Decision Nodes that are catching up cannot guarantee effective handling of
incoming transactions. They are not yet prepared to participate in transaction
propagation properly. Therefore we see no strong reason at this stage for
keeping the mempool reactor operational and the broadcast_tx_*
endpoints open.
Instead, we believe that nodes should reject incoming transactions until they
switch to consensus mode. This approach will provide clearer semantics for the
RPC endpoints, thus improving the user experience. Please refer to issue
#785, which will address this
decision.
We cannot control or predict what a client may send to the RPC endpoints, but we can dictate what honest nodes must send to their peers.
The gossip algorithm currently implemented is a naive push protocol: a node will forward all the transactions in its mempool to all its peers, except to the nodes from which it received the transaction.
The protocol implements only one minor optimization. For each peer, the
broadcastTxRoutine
function in the mempool reactor iterates
through all transactions in the mempool and sends them one by one to a peer.
Just before sending a transaction, if the node suspects that the peer is lagging
behind, it waits some time before checking again if the node has caught up. This
is the code:
if peerState.GetHeight() < memTx.Height()-1 {
time.Sleep(PeerCatchupSleepIntervalMS * time.Millisecond)
continue
}
where:
peerState
is the local state of the peer (updated with the information received by the consensus reactor inPeerState.ApplyNewRoundStepMessage
messages),memTx.Height()
is the height at which transactionmemTx.tx
was validated (set during the handling ofCheckTx
responses), andPeerCatchupSleepIntervalMS
is fixed to100
.
For a historical reference, this optimization has been around since 2015. There is no documentation or comment on the reason it was introduced. A first version with only the condition to check the peer's height was introduced in a commit from September 2015. In December 2015 a huge refactoring commit introduced the line that makes the broadcast routine sleep.
Note that the evidence reactor implements a similar optimization.

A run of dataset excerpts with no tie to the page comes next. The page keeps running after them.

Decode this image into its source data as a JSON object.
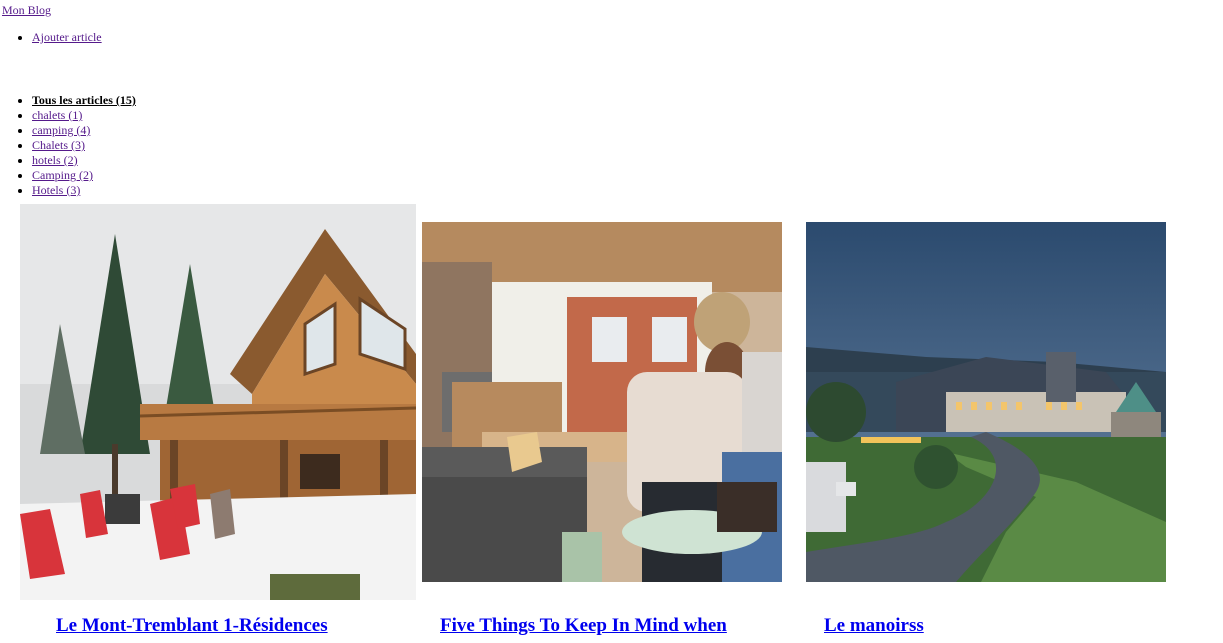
{
  "brand": {
    "label": "Mon Blog"
  },
  "nav": {
    "items": [
      {
        "label": "Ajouter article"
      }
    ]
  },
  "categories": [
    {
      "label": "Tous les articles (15)",
      "active": true
    },
    {
      "label": "chalets (1)"
    },
    {
      "label": "camping (4)"
    },
    {
      "label": "Chalets (3)"
    },
    {
      "label": "hotels (2)"
    },
    {
      "label": "Camping (2)"
    },
    {
      "label": "Hotels (3)"
    }
  ],
  "articles": [
    {
      "title": "Le Mont-Tremblant 1-Résidences",
      "image": "log-cabin-in-snow"
    },
    {
      "title": "Five Things To Keep In Mind when",
      "image": "cafe-two-women"
    },
    {
      "title": "Le manoirss",
      "image": "manor-at-dusk"
    }
  ],
  "colors": {
    "link": "#551a8b",
    "title": "#0000ee"
  }
}
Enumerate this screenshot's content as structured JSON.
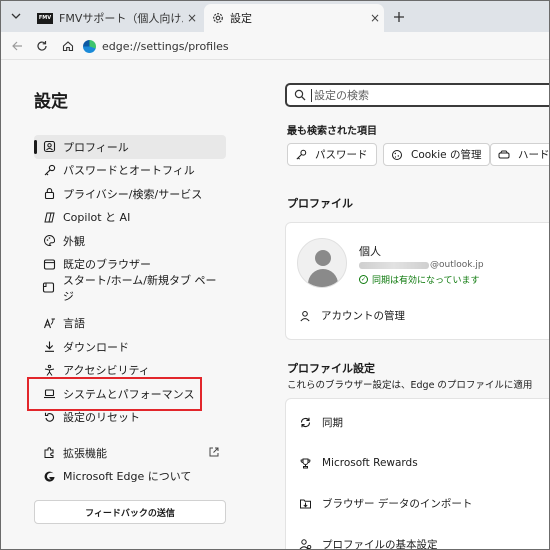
{
  "tabs": {
    "inactive_title": "FMVサポート（個人向けパソコンFMV",
    "inactive_favicon_text": "FMV",
    "active_title": "設定",
    "close_symbol": "×"
  },
  "address": {
    "url": "edge://settings/profiles"
  },
  "page": {
    "heading": "設定"
  },
  "sidebar": {
    "items": [
      {
        "label": "プロフィール",
        "icon": "profile-icon",
        "selected": true
      },
      {
        "label": "パスワードとオートフィル",
        "icon": "key-icon"
      },
      {
        "label": "プライバシー/検索/サービス",
        "icon": "lock-icon"
      },
      {
        "label": "Copilot と AI",
        "icon": "copilot-icon"
      },
      {
        "label": "外観",
        "icon": "palette-icon"
      },
      {
        "label": "既定のブラウザー",
        "icon": "browser-icon"
      },
      {
        "label": "スタート/ホーム/新規タブ ページ",
        "icon": "home-page-icon"
      },
      {
        "label": "言語",
        "icon": "language-icon"
      },
      {
        "label": "ダウンロード",
        "icon": "download-icon"
      },
      {
        "label": "アクセシビリティ",
        "icon": "accessibility-icon"
      },
      {
        "label": "システムとパフォーマンス",
        "icon": "laptop-icon"
      },
      {
        "label": "設定のリセット",
        "icon": "reset-icon"
      },
      {
        "label": "拡張機能",
        "icon": "extensions-icon"
      },
      {
        "label": "Microsoft Edge について",
        "icon": "edge-icon"
      }
    ],
    "feedback_label": "フィードバックの送信"
  },
  "search": {
    "placeholder": "設定の検索"
  },
  "most_searched": {
    "title": "最も検索された項目",
    "chips": [
      "パスワード",
      "Cookie の管理",
      "ハード"
    ]
  },
  "profile": {
    "heading": "プロファイル",
    "name": "個人",
    "email_suffix": "@outlook.jp",
    "sync_status": "同期は有効になっています",
    "manage_account": "アカウントの管理"
  },
  "profile_settings": {
    "heading": "プロファイル設定",
    "description": "これらのブラウザー設定は、Edge のプロファイルに適用",
    "items": [
      "同期",
      "Microsoft Rewards",
      "ブラウザー データのインポート",
      "プロファイルの基本設定"
    ]
  },
  "colors": {
    "highlight": "#e2262b",
    "sync_green": "#0e7a0d"
  }
}
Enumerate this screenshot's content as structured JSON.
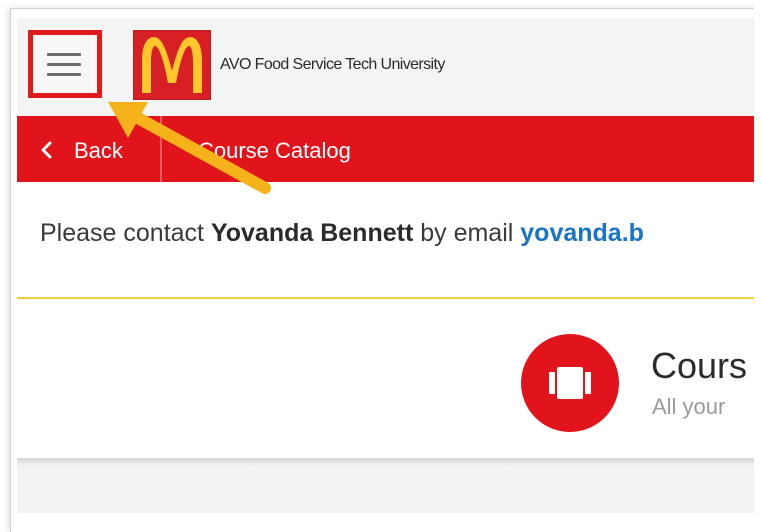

Should the code for this optimization be removed from the mempool reactor to make it consistent with how the RPC endpoints are implemented, that is, without filtering any message? Experimental evidence shows that actually the optimization works and improves the behavior of the nodes. The following picture shows the results of an experiment with four interconnected nodes. On the left we see the collected metrics when we run the nodes without the optimization. On the right we see the results of running the nodes with the optimization, that is, without modifying the code. The node in orange called validator04 joins the network at around height 100 and starts performing block sync. In the graph at the bottom we can see the height of all nodes and in particular how this node starts from height 0 and catches up with the other nodes. Also we can observe that, when the optimization is disabled (left side), while the orange node is catching up, both its mempool size (top graph) and the number of rejected transactions (middle graph) increases significantly compared to the optimizated code (right side).
Decision The results presented above indicate that the optimization is effectively improving the system's performance and should be kept for now. In particular, the decrease in mempool size implies that the memory usage of the catching-up node is lower compared to those with the unoptimized code. Similarly, the decrease in the recheck rate suggests that CPU usage is also lower.